Letters to the Editor
Would It Have Changed the Election?
In light of the recent election of November 2006, Americans let it be known that they were tired of an administration that suffered from one bad decision after another, congressional bickering, lack of congressional oversight and accountability, and most serious, criminal and unethical behavior on the part of some representatives.
Americans were also tired of Congress' self-serving nature and that representatives had forgotten who their employers were. Last election was another way of the public reminding Congress of its tendency to quickly forget those responsible for electing them.
Peter Byrne's recent story on Senator Dianne Feinstein and her husband Richard Blum raises serious ethical questions. If she had any notion that her participation on the Military Construction Appropriations subcommittee (MILCON) might in any way have a positive impact on Mr. Blum's financial interests, it would have been most appropriate for her to resign from the committee to avoid the slightest appearance of a conflict of interest. Despite this potential conflict of interest, she chose to continue as a MILCON committee member.
One wonders if Senator Feinstein would have been re-elected if the facts cited in Mr. Byrne's story were made public prior to the 2006 election. It is likely that questions would have been raised about her ethics and the decisions she made as chairperson of the MILCON committee.
Senator Dianne Feinstein needs to respect the fact that there are many in addition to this writer who are questioning her ethics and values.
John Pizzuti, Soquel
Michael Klein, in the middle of a long letter, claims only that Dianne's senatorial support didn't, to her knowledge, "specifically" benefit either of her husband's defense-contracting firms.
If attorney Klein had found an inaccuracy, he wouldn't have written a letter to the editor. He'd have demanded a retraction.
Dave Canfield, San Jose
Richard Koman is dead wrong when he asserts that one would have a difficult time writing a school paper on, say, the anti-slavery movement in the United States in the mid-19th century using a local public library ("A World Without Late Fees," MetroNews, Feb. 7). On the contrary, it is quite easy to find more than enough information on this topic—and on many other topics—by using both the online catalog and the electronic databases provided by a public library. In addition to housing the needed information for many school assignments, public libraries employ reference librarians who are very able and willing to help students select and locate the materials needed for school assignments.

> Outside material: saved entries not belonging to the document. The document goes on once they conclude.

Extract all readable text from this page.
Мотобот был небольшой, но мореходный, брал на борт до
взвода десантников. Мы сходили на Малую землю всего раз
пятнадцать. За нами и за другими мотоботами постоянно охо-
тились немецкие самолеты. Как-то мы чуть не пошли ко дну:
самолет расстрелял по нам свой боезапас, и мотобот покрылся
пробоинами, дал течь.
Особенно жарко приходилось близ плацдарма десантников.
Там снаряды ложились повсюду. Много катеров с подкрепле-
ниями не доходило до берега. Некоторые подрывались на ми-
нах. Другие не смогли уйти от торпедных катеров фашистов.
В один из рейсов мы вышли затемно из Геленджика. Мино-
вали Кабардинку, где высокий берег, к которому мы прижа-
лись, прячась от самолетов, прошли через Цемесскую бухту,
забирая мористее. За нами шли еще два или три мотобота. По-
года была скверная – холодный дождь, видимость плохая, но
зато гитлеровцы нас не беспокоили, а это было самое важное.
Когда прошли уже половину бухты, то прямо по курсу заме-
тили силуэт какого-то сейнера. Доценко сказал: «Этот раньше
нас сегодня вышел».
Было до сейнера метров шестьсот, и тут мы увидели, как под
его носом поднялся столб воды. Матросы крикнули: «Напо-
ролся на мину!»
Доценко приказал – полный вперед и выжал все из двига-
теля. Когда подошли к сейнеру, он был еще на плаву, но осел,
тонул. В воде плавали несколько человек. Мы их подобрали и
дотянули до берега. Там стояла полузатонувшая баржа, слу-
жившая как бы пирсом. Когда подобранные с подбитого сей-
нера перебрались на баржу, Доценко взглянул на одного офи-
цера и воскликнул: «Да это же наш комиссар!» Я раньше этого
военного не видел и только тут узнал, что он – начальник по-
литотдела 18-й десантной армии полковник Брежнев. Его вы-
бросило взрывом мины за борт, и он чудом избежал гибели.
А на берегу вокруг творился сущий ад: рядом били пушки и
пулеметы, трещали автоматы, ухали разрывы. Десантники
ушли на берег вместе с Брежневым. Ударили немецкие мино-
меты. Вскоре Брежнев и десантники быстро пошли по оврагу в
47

Koman is also wrong when he writes that when requesting books from other libraries one "must wait several weeks and hope you ordered the good stuff."
If one should need to borrow books from other libraries, both the Santa Clara County Library and the San Jose Public Library have the LINK+ system, which provides free access to the book collections of 30 academic and public libraries throughout California. In my experience, books requested using this system arrive within a few days of placing an online request.
Koman's remarks lead me to believe that he is unfamiliar with the wide array of resources and services provided by public libraries. Perhaps Koman should be assigned to write an article on, say, how to use the public library for writing school research reports at the beginning of 21st century. In doing so, I hope he would have the sense to visit a few public libraries, and to interview some reference librarians. In addition, I suggest that he take the time to read The Oxford Guide to Library Research (3rd ed., 2005), by Thomas Mann, which was favorably reviewed in the pages of Metro (Nov. 9, 2005). The book is available at many public libraries.
Russell G. Fischer, Campbell
Enough to Make You Sick
Re "Mismanaged Care" (MetroNews, Jan. 17): You have no idea what is really going on in this system. For over four years I have been trying to expose the corruption that permeates the Regional Center system. All to deaf ears. Many, many more developmentally disabled citizens face abuses in the future from a system that is underfunding homes, taking bribes to place the "desired" consumers in favored homes, putting good care providers out of business because they speak up, retaliating against anyone who has the guts to fight these abuses, discriminating against certain ethic groups, condoning illegal labor practices, defrauding care providers, consultants and families through illegal and unethical audits, etc. Favoritism is rampant. Collusion with other agencies is commonplace. What is going on is enough to make anyone sick. Care providers are slaves to this system, and many resort to illegal practices to keep afloat. Something needs to be done and NOW.